OP, people are going to make nasty assumptions. I think what I mourn more than the money or my sacrificed opportunity (but never more than our kids’ childhoods) is how exDH “stole” my reputation. My close friends and a few surprising acquaintances remained supportive, but I still feel diminished by how being the woman who was left and the “she must have been psycho” script has affected others’ perception of me.
PP, rest assured that most women and many men tend to see people and things for who they are. If your exDH is truly as toxic as you say, other people see it, and either empathize with what you must have put up with, or are quietly rooting for your happiness. A good friend of mine was left by her very professionally successful husband (with three young kids, one who was an infant). He and I still work together and are cordial. We say hi and I ask about the kids. But I know the back story of what happened and this guy is a monster. We keep it moving in the workplace because there's no room for drama but trust, everyone knows what's up. Keep your head up.
I think you illustrated what I’m saying. Even if people see through my exDH, he still enjoys cordial interactions at work and a career where people treat him with professional respect. His colleagues aren’t exactly calling me and saying “I see your truth.” Meanwhile, I had even my best friends questioning what I might have done for this to happen, did I see it coming, is there an affair.
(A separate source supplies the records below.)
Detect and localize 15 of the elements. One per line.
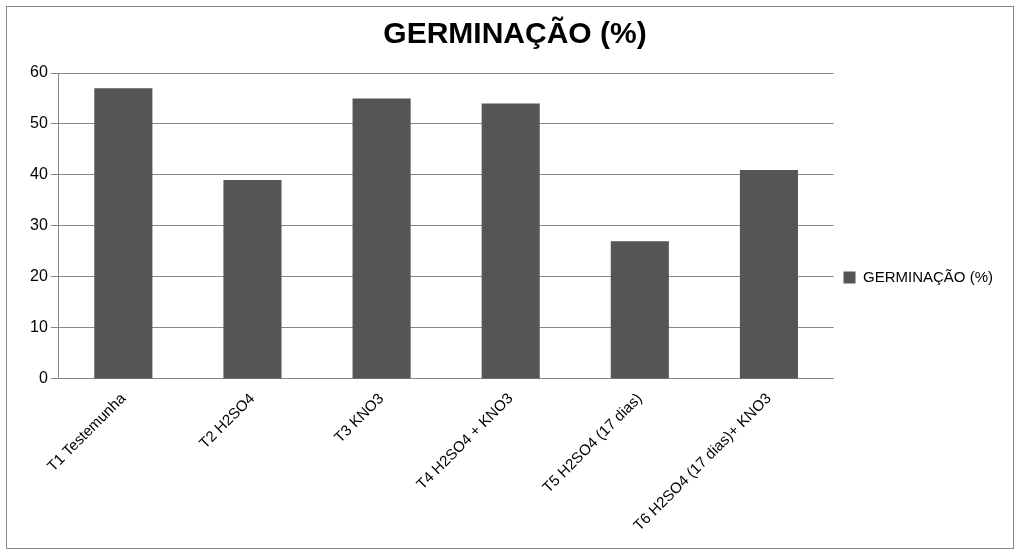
bar <box>739 169 798 379</box>
bar <box>352 98 411 379</box>
bar <box>223 180 282 379</box>
y-tick-label: 50 <box>30 114 48 132</box>
y-tick-label: 40 <box>30 165 48 183</box>
y-tick-label: 30 <box>30 216 48 234</box>
legend-label: GERMINAÇÃO (%) <box>863 267 994 285</box>
y-tick-label: 0 <box>38 369 48 387</box>
y-tick-label: 60 <box>30 63 48 81</box>
bar <box>481 103 540 379</box>
bar <box>610 241 669 379</box>
y-tick-label: 10 <box>30 318 48 336</box>
y-tick-label: 20 <box>30 267 48 285</box>
bar <box>94 88 153 379</box>
chart-title: GERMINAÇÃO (%) <box>383 16 647 50</box>
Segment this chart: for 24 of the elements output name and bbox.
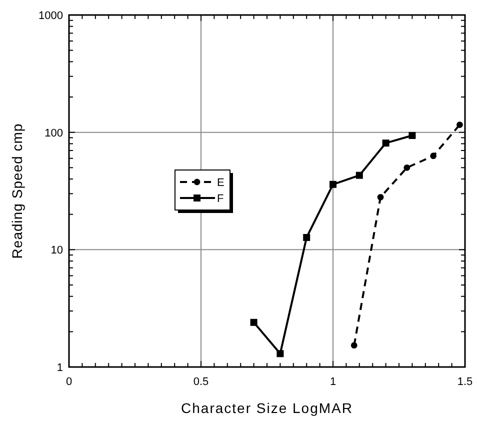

And when I say no to every question, the unspoken thing hanging in the air is that I must have messed up somehow.
TLDR: no one wants to get into the messiness of interacting differently with the DH who walks away or risking their career to give him any kind of social censure, so they give him more politeness than he deserves and the DW bears the social and reputations burden of his behavior. Every time.
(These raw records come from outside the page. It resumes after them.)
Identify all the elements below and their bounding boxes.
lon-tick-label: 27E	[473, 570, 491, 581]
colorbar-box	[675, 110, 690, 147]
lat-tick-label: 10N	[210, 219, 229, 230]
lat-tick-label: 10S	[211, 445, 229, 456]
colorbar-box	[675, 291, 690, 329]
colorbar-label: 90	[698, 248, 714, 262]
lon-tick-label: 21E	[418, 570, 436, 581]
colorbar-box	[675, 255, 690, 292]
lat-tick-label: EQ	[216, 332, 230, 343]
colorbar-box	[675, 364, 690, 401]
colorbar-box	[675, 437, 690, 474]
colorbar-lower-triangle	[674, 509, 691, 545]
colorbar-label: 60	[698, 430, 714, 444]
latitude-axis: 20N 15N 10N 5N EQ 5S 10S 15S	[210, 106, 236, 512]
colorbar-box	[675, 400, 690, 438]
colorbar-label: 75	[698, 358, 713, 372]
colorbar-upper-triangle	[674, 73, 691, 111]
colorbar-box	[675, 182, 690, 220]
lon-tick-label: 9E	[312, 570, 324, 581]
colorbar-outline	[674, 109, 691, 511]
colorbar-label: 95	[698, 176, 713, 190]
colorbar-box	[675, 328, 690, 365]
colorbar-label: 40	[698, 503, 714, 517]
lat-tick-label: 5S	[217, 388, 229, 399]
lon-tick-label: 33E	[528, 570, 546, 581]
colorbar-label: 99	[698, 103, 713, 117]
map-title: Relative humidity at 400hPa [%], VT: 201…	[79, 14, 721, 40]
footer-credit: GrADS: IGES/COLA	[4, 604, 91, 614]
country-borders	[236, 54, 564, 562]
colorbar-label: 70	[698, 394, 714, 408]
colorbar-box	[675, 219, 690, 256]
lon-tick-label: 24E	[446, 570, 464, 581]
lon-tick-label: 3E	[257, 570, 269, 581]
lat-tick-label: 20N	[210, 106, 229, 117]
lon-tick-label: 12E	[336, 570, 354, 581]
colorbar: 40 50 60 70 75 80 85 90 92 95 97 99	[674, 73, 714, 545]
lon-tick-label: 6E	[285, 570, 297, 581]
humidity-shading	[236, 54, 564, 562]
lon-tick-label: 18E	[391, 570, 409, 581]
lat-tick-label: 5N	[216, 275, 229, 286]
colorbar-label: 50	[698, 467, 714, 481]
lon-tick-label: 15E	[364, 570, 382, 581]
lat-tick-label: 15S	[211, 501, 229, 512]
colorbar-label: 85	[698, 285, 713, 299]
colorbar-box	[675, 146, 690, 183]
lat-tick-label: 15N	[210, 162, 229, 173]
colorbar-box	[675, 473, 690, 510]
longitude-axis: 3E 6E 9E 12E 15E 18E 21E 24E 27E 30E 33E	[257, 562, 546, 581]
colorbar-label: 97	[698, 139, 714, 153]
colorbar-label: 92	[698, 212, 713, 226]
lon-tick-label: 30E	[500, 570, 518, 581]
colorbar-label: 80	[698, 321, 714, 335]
Consider that the “unspoken” doubts or chastisement are mostly in your head.
How can you know what others are thinking?
If people are saying out loud that there must have been an affair or you must have seen it coming, that sound pretty spoken, actually. They’re throwing doubt at “didn't see it coming” and suggesting you should have. Which is hurtful and blaming.
Anonymous wrote:Anonymous wrote:Anonymous wrote:Anonymous wrote:I would think grey divorce is more often initiated by women? I mean, once the kids are raised and off to college, they can walk away with half the marital assets, drop their adult man-child, and finally live for themselves. Casual dating is generally easier for women than men at any age, provided a woman is fit and takes care of herself.
Dating is much easier for men in their fifties than it is for women. Women in their fifties are invisible.
How is dating for men in their sixties? Is that their invisibility threshold?
Based on the number of dads at our private who are in their early or mid 60s with preschoolers, I don’t think 60 magically closes a door for men unless the are poor.